About a week after OpenAI signed an artificial intelligence (AI) contract with the Ministry of National Defense, Caitlin Kalinowski, head of the Robotics institutional sector, said she would leave the company.
On the 7th (local time), Kalinowski said on the social media platform X (formerly Twitter) that she intended to resign, noting that surveillance of Americans without judicial oversight and autonomous lethal action without human approval needed much more discussion. She also suggested that the contract was rushed out before safeguards and decision-making structures were sufficiently in place.
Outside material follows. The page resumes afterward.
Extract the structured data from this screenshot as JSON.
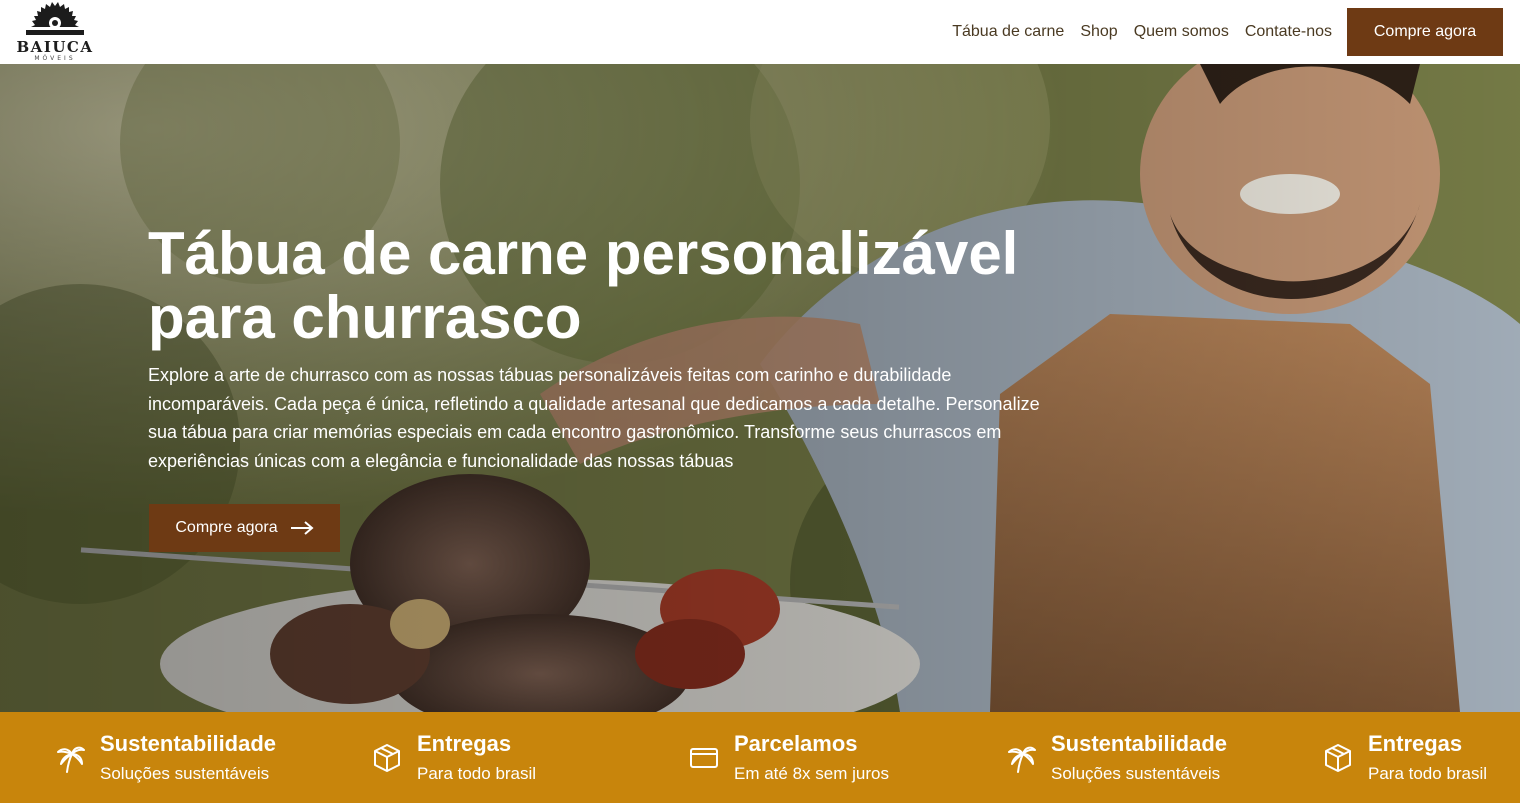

The controversy stems from a contract OpenAI signed with the Ministry of National Defense on the 27th. OpenAI agreed to deploy its AI models on the ministry's classified cloud network and later said the contract included additional protections. The company said it has so-called "prohibitions" stating that its technology cannot be used for large-scale surveillance in the United States, control of autonomous weapons systems, or significant automated decision-making.
But the criticism did not subside easily. OpenAI CEO Sam Altman acknowledged that the contract disclosure was made too hastily and later said the company would revise the language to more clearly block concerns about domestic surveillance of Americans. Still, questions persisted externally about whether real control was possible.
User backlash also emerged. Citing Sensor Tower data, TechCrunch reported that immediately after the contract announcement, daily deletions of the ChatGPT app in the United States surged 295% in a day, and one-star ratings jumped 775%. During the same period, Anthropic's Claude app rose to No. 1 among free apps in the U.S. App Store.
The issue also overlaps with tensions between rival Anthropic and the Ministry of National Defense. Anthropic clashed with the ministry over the scope of use for its model "Claude" and later received notice designating it as a supply-chain risk from the ministry. Anthropic has said it will challenge the decision in court.